A problem about friction with three blocks stacked together

[Prem1998]

Homework Statement

I think I am lacking some concept. I can't solve this one:
There are three blocks of masses 2kg, 3kg and 7kg lying on a frictionless table with the 7kg block on bottom 3kg in the middle and 2kg on the top. A horizontal force of 10N is applied on the bottom block. The coefficient of friction between the top block and the middle block is 0.2 and that between the middle block and bottom block is0.3. Find the accelerations of all the three blocks. Take g=10m/s^2. Please help.

Homework Equations

Newton's 2nd and 3rd laws and max static friction=uN where N is normal force and u is coefficient of friction.

The Attempt at a Solution

The max value of static friction between the bottom block and the middle block =
0.3*(2+3)*g
=0.3*5*10 =15N
Since force on the bottom block is only 10N , so the bottom block and the middle one cannot have relative motion, so they must move together. Let their common acceleration be 'a' and the friction between them be F1, then for the bottom block,
10-F1=7a, ...(1)
Now, for the middle block the forces, the acceleration of this block must also be 'a' because it is moving together with the bottom one. The forces on the middle block are 'F1'(forward) and F2 ( the frictional force from the top block in the backward direction). So, for the middle block,
F1-F2=3a, ...(2)
and, for the top block, Let it's acceleration be 'b' . Now, the only forward force on the top block is F2 which is the friction between it and the middle one. So, for the top block,
F2= 2b ......(3)
I can't figure out what to do further. I don't know where I am supposed to use the coefficient of friction between the top and the middle block. If I don't know the value of F1, then how am I supposed to know if force on the middle block is greater than or less than the limiting static friction between the top and the middle block (which is 4N). So, how can I know if there will be relative motion between the top and the middle block or if the top one will also move with the same acceleration 'a'?

 

[BvU]

Much better!

You now focus on the interface between the lower blocks. Fine, but: why ?
(Just one question: suppose no sliding between blocks takes place. What would be the common acceleration ? -- then you can check if max frictions are exceeded).

Remember the advice: "make a free body diagram of each of the blocks" ?

 

[Prem1998]

Much better!

You now focus on the interface between the lower blocks. Fine, but: why ?
(Just one question: suppose no sliding between blocks takes place. What would be the common acceleration ? -- then you can check if max frictions are exceeded).

Remember the advice: "make a free body diagram of each of the blocks" ?

I have already made free body diagrams. That's how I got those three equations. Now, you're saying to find the common acceleration of all three if they moved together and then see if F1 and F2 are exceeded. Thank you, I did that and found that all three had the same acceleration.
BUT is there a more straightforward method to solve this type of question except this trial and error method?

 

[haruspex]

BUT is there a more straightforward method to solve this type of question except this trial and error method?

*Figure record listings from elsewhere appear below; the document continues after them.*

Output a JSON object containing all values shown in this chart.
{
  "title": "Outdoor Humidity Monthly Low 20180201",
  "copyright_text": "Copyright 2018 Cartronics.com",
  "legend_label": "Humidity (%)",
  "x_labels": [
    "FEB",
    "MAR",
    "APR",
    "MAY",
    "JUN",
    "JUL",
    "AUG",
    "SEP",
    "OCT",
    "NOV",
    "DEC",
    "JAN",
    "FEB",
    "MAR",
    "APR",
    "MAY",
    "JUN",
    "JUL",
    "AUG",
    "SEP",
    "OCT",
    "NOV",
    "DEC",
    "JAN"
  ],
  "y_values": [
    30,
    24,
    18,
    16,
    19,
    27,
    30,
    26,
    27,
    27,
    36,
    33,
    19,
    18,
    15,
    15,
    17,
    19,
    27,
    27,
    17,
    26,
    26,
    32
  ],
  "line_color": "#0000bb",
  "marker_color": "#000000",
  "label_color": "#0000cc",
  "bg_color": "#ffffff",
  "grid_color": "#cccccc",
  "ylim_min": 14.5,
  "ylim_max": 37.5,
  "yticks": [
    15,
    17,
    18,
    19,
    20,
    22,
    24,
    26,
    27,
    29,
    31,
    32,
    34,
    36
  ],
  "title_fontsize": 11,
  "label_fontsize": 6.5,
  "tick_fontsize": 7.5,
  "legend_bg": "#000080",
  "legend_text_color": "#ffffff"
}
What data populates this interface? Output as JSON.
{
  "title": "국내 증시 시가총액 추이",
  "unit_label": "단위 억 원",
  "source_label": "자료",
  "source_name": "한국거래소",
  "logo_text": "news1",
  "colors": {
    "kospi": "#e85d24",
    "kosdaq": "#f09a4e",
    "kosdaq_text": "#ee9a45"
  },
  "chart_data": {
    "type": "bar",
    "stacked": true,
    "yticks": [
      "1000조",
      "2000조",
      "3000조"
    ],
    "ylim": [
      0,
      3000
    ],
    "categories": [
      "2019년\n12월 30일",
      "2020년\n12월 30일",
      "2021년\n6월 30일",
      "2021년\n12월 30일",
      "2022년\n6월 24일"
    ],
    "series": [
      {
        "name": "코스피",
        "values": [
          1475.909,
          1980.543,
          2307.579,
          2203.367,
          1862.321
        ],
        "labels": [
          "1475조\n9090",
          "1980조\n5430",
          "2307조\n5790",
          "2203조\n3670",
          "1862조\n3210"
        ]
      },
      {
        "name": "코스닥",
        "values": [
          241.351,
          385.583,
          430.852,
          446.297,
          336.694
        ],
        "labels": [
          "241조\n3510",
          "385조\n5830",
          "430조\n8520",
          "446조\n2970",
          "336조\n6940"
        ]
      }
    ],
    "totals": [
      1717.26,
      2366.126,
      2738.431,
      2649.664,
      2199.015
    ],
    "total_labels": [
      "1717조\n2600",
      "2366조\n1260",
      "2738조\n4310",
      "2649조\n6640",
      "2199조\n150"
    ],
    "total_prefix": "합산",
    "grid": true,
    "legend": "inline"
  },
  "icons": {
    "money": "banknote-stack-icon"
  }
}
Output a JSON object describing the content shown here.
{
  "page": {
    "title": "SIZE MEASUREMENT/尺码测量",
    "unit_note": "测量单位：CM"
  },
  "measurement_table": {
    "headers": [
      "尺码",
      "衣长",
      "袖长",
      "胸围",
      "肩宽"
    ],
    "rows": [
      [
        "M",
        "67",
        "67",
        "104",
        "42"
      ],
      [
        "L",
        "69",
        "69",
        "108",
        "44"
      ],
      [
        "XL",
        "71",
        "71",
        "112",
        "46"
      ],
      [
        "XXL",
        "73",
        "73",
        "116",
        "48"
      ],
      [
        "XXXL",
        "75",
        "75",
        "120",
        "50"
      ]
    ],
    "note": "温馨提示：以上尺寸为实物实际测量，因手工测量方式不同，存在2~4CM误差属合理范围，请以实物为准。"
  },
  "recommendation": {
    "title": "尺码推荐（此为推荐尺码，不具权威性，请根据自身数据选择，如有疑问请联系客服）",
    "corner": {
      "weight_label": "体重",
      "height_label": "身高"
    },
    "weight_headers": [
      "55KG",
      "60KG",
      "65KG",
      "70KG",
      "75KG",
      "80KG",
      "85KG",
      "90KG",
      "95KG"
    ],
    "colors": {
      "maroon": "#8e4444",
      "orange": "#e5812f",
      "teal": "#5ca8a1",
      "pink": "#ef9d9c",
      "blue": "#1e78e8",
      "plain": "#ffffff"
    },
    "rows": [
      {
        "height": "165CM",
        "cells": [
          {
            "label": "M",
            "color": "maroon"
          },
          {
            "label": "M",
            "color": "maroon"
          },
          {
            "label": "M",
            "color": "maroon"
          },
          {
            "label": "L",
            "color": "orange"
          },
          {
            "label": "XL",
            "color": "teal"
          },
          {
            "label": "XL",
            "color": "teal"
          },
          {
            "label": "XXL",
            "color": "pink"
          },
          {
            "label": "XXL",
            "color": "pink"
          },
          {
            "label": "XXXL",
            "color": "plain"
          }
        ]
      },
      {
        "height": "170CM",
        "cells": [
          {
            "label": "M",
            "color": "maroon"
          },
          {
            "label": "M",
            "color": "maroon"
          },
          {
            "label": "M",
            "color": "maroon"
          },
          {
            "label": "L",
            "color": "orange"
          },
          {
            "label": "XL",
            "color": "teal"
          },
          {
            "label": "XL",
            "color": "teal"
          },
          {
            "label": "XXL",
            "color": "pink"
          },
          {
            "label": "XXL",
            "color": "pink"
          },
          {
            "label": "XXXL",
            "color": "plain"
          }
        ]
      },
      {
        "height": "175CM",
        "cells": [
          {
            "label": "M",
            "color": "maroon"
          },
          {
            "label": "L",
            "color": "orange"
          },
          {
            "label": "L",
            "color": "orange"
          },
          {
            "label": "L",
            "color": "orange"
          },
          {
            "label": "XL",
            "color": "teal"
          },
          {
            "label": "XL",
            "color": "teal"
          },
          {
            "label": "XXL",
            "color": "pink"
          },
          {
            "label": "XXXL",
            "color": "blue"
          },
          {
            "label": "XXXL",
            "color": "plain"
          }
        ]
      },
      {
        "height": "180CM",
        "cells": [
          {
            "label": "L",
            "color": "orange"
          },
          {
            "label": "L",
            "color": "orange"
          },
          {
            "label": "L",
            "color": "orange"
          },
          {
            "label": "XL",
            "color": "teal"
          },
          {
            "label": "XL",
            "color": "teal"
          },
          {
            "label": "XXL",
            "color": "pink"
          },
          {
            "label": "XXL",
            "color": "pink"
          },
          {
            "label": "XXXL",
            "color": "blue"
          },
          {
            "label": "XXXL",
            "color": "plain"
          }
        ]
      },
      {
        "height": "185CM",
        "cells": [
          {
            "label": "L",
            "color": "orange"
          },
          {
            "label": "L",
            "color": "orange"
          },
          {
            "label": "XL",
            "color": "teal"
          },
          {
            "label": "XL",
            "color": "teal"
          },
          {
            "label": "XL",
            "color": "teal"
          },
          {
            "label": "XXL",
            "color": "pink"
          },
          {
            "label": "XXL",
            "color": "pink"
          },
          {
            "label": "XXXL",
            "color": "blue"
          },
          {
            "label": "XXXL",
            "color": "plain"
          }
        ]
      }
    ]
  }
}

With different parameters, this problem could be trickier. E.g. if the force at the bottom is 16N.
A more systematic approach is to imagine the force at the bottom increasing until something slips. Given some set of masses and coefficients, which interface would slip first? Which second...?

 

[BvU]

BUT is there a more straightforward method to solve this type of question except this trial and error method?

With the remainder of your exercise (At least, from your preceding thread I understand there's more to do) you have a chance to weigh the intuitive approach against the more systematic approach. It's not all that complicated, but the non-linear behaviour of friction makes that this category of problems needs branching and that's always difficult to catch in general expressions. In fact you already applied that by noticing 10 N < 15 N, thereby excluding a branch. Similarly, my question was inspired by recognizing (10 N / m_total ) < (4 N / m_C), thereby excluding the sliding of the upper block.

This exercise is fairly compact. In real life branch-and-bound problems, e.g. when designing a chemical process plant, the work to calculate through all branches is often impossible, so choosing promising branches to evaluate (if necessary by intuition, experience, etc.) is very important.​

 

[Prem1998]

With different parameters, this problem could be trickier. E.g. if the force at the bottom is 16N.
A more systematic approach is to imagine the force at the bottom increasing until something slips. Given some set of masses and coefficients, which interface would slip first? Which second...?

I think even with 16 N force on bottom the situation would have been the same. If we calculate the common acceleration of the three in this case, it'll be
20/12=5/3m/s^2
so frictional force on the bottom block, F1= 16-7a =16-7*5/3=4.33N which does not exceed 15N so bottom one will move with middle one.
and F2=2a =2*5/3=10/3N = 3.33N which does not exceed 4N, so middle one will move with top one.
So, the three will move with common acceleration even with 16N force.
However, we can definitely think of parameters which could make this problem trickier.